As the Jaguars made moves to re-sign three of their impending free agents on Thursday, the rest of the league will also begin the process of bringing back restricted free agents. Defined as a free agent with three or fewer accrued seasons in the NFL, restricted free agents are free to negotiate on the open market but their original teams will have the right of first refusal, assuming they make one of four possible qualifying offers:
1) First-round tender: With a compensation level of $3.113 million, this is the maximum tender that can be placed on a restricted free agent. If the player signs with another team and the original team does not match the offer, they will receive a first-round pick as compensation.
2) Second-round tender: The compensation level is $2.187 million and teams will receive a second-round pick as compensation if a player signs an offer sheet elsewhere and the team elects not to match the offer.
3) Original-round tender: The compensation level is $1.431 million and if the player leaves, teams will receive a pick equal to the round that the player was originally selected in. For example, if a player that was a fifth-round pick is given an original-round tender and leaves, the team will receive a fifth-round pick in return.
4) Right of first refusal: The rarely used fourth tender gives a salary of $1.323 million but provides teams with no compensation if they choose not to match an offer and a player leaves. For about $100,000 more, they can at least have an original-round tender to protect themselves.
Here are the Jaguars that are preparing to reach restricted free agency:
|RFA = restricted free agent, ERFA = exclusive rights free agent|
The only true restricted free agent for the team is tight end Allen Reisner. After re-signing Clay Harbor on Thursday, it seems likely that the Jaguars allow Reisner to reach the open market and as a former undrafted free agent, it doesn't make much sense for him to receive any of the tenders anyway. A first- or second-round tender for Reisner seems like overkill and an original round tender wouldn't net anything for the team if he left.

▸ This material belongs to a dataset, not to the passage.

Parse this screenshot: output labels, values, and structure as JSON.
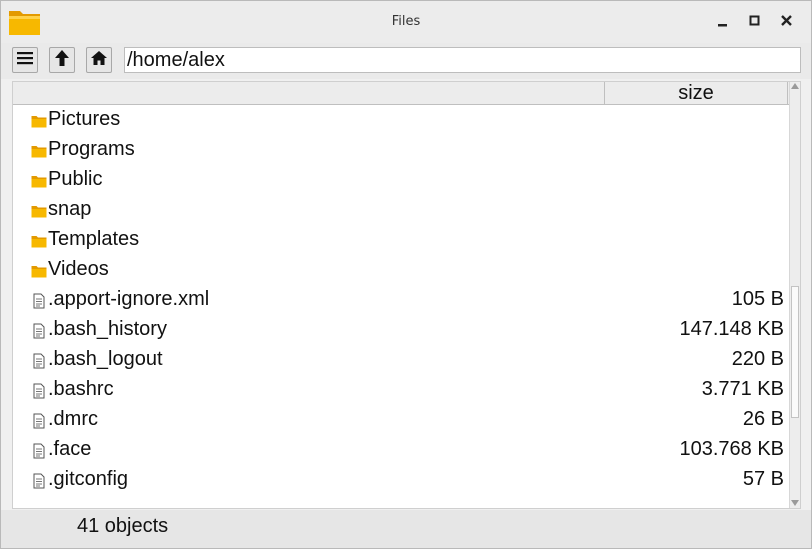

The remaining free agents are exclusive rights free agents, which means they are Jaguars if the team wants them to be and there isn't anything they can do about it. If the Jaguars elect to give any of the four players an exclusive-rights tender, they are required by league rules to either stick with the team or leave the NFL. If the Jaguars do not give them a tender before March 11 they will become unrestricted free agents.
Expect the Jaguars to make moves to keep all four of their exclusive rights free agents with the team in 2014.